CoreLogic, which provides data and analytics to the insurance as well as the mortgage industry, has issued some preliminary estimates for the residential losses arising out of Hurricane Harvey.  One typically thinks of wind when hearing about hurricanes, but those insured losses in this case were minor in the overall scheme of things, $1 to $2 billion.  No surprise to anyone with a television, in the case of Harvey, water, incredible and historic amounts of it, was the villain.

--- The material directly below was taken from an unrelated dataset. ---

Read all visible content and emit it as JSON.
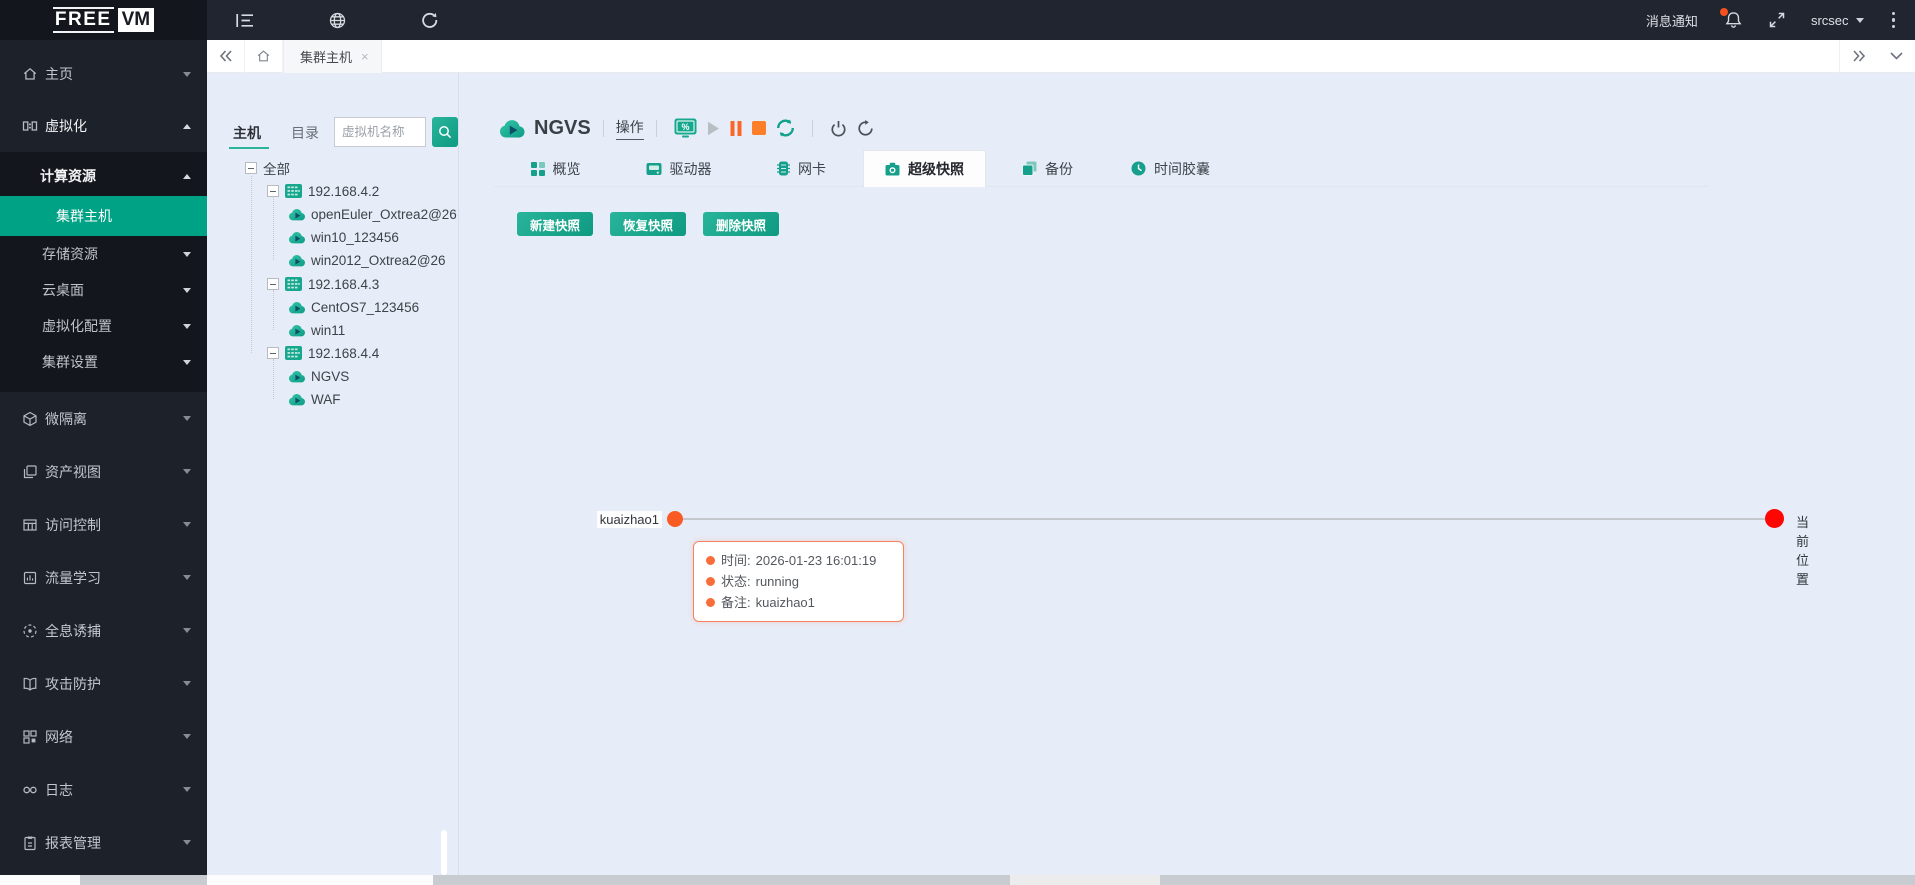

In the 70-county area in Texas and Louisiana affected, insured losses for homes and contents, including from inland, flash, and storm surge flooding, are estimated to be between $6.5 billion and $9.5 billion. CoreLogic says 98 percent of residential flood insurance in the U.S. is provided through the National Flood Insurance Program (NFIP) administered by FEMA.  That program, which is already in serious financial trouble, is under review by Congress as it will expire on September 30. Only about $0.5 billion of the residential damage is covered by private flood insurance.

Uninsured residential flood losses dwarf the other numbers. CoreLogic estimates them between $18 and $27 billion.  Thus, approximately 70 percent of the water-related losses from Harvey will not be covered by any insurance.

One must expect, with dollar losses at the level CoreLogic predicts, there will be a substantial impact on the housing and housing finance industries as well.